Want to hit the most beautiful trails in Colorado Springs AND let your dog have the joy off leash freedom? That’s our idea of a two for one deal! The following trails are dog friendly, as well as off leash friendly. Happy hiking!
Fountain Creek Regional Trail
Dog Friendliness: Dogs are welcome on the Fountain Creek Regional Trail. Dogs are not allowed on any “side” trip to the Cattail Marsh Loop.
Traffic: On this multi-use trail you will be dodging hikers, joggers, horses and just about any non-motorized wheeled conveyance out there.
Canine Swimming: Most of the dog-paddling is at the southern end of the hike.
Phone Number: (719) 520-6745
Admission Fee: None
Directions: South of State Highway 16, this 2.5 mile linear park runs adjacent to Fountain Creek. From Interstate 25 take exit 132, then east on Highway 16 for one-halfmile, turn right on 85/87 and go south.
This regional trail follows Fountain Creek from the Janitell Bridge in southern Colorado Springs through Fountain Creek Regional Park. Hikers, bikers, and horseback riders enjoy a variety of wildlife attracted to the water’s edge along the ribbon of large cottonwoods which line this riparian corridor. The Fountain Creek Trail begins at the southern edge of Fountain Creek Regional Park and extends approximately 10 ½ miles to the Colorado Springs city limit. Trail users can gain access from all three entrances into Fountain Creek Regional Park.
Red Rocks Canyon Open Space
Location: High St, Colorado Springs
Operating Hours: Dawn to Dusk
Managed By: City of Colorado Springs
Type of Park: Not Fenced
Other Notes: At Canyon Open Space Reserve there are two dog loops on which dogs are allowed to be off-leash if they are under voice control. These trails total about 5/8 mile in length and are located just south of the main entrance to the park.
Red Rock Open Space is a beautiful series of canyons and hills in the east slope of the Rockies. In 2003 the City of Colorado Springs purchased nearly 800 acres for the purpose of providing trails, hiking, cycling, equestrian activities and trails.
Blodgett Peak Open Space
Dog Friendliness: This is a very dog-friendly area; there are no restrictions in this young park.
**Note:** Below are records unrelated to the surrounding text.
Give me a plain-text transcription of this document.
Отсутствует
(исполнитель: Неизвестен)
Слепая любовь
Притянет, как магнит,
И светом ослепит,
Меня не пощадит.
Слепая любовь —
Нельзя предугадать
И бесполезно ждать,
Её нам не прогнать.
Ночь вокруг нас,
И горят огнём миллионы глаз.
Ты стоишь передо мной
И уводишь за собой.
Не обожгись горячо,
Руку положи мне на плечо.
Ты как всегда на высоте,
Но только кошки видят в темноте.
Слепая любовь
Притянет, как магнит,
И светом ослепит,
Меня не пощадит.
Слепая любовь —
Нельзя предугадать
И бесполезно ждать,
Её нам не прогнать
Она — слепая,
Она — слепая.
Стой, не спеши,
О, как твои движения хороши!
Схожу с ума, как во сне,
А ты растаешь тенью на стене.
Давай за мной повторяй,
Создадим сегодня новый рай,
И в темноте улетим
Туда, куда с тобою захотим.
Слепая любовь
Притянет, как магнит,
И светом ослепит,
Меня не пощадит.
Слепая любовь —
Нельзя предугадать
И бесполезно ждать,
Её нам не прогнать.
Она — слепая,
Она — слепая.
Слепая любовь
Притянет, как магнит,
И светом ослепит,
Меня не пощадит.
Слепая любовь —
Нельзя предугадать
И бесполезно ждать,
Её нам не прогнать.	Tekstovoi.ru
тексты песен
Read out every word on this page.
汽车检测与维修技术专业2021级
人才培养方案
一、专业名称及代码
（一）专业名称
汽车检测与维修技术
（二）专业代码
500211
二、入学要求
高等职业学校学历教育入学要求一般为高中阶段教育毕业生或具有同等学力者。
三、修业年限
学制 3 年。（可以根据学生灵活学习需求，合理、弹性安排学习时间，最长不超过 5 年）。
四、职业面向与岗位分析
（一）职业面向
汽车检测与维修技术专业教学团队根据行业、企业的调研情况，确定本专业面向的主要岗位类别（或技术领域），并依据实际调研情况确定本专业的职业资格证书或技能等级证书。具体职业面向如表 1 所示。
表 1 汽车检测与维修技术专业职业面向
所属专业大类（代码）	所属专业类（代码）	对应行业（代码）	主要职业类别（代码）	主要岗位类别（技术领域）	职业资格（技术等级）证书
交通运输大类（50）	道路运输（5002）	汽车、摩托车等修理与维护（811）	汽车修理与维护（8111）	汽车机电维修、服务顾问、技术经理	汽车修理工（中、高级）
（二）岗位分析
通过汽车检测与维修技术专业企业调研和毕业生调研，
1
Traffic: The trail is lightly used and there seems to be extremely little traffic of any kind.
Canine Swimming: Active Streams
Trail Time: .8 hours
Phone Number: None
Admission Fee: None
Directions: Take I-25 north to the Woodmen Road exist. Exit west. At the first traffic light, turn north onto Woodmen Road and continue for approximately five miles. The Blodgett Peak Open Space Trailhead is on the west side of the road. The open space has a new trailhead with a restroom.
The 167-acre open space parcel offers a beautiful mountain setting for people to walk along existing roads and new trails. Transitions from Ponderosa to Douglas fir, and is home to the peregrine falcon. While next to Blodgett Peak itself and to Pike National Forest, there is no access due to the sensitivity of the wildlife preservation area adjacent to the open space. This parcel was once part of Blodgett Ranch. It has a number of geological rock features, showing rock sedimentation, including Manitou Limestone, fountain Formation and Pierre Shale. The Rampart range fault separates the sedimentary bedrock from the granite.
Dog Friendliness: Dogs are welcome to tackle the Barr Trail all the way to the summit. Near the top there are rock steps that most dogs can negotiate.
Traffic: You will meet hikers only on the Barr Trail.
Canine Swimming: There is no natural water for your dog on Pikes Peak.
Trail Time: More than an hour.
Phone Number: (719) 636-1602
Admission Fee: None, unless you go to the dam.
Directions: Take Colorado Blvd into Manitou Springs and turn left onto Ruxton at the west end of town. Follow Ruxton past the cog railway and turn right up a short hill to the Barr Trail parking lot.
Barr Trail offers a spectacular route up the Peak. It is also the course for the Pikes Peak Ascent and Marathon races each summer, which attract thousands of runners from all over the United States. The trail offers the greatest base-to-base summit climb in Colorado, with an altitude gain of over 7,000 feet in 12-plus miles. It is the most difficult regional trail because of the elevation gain and the distance.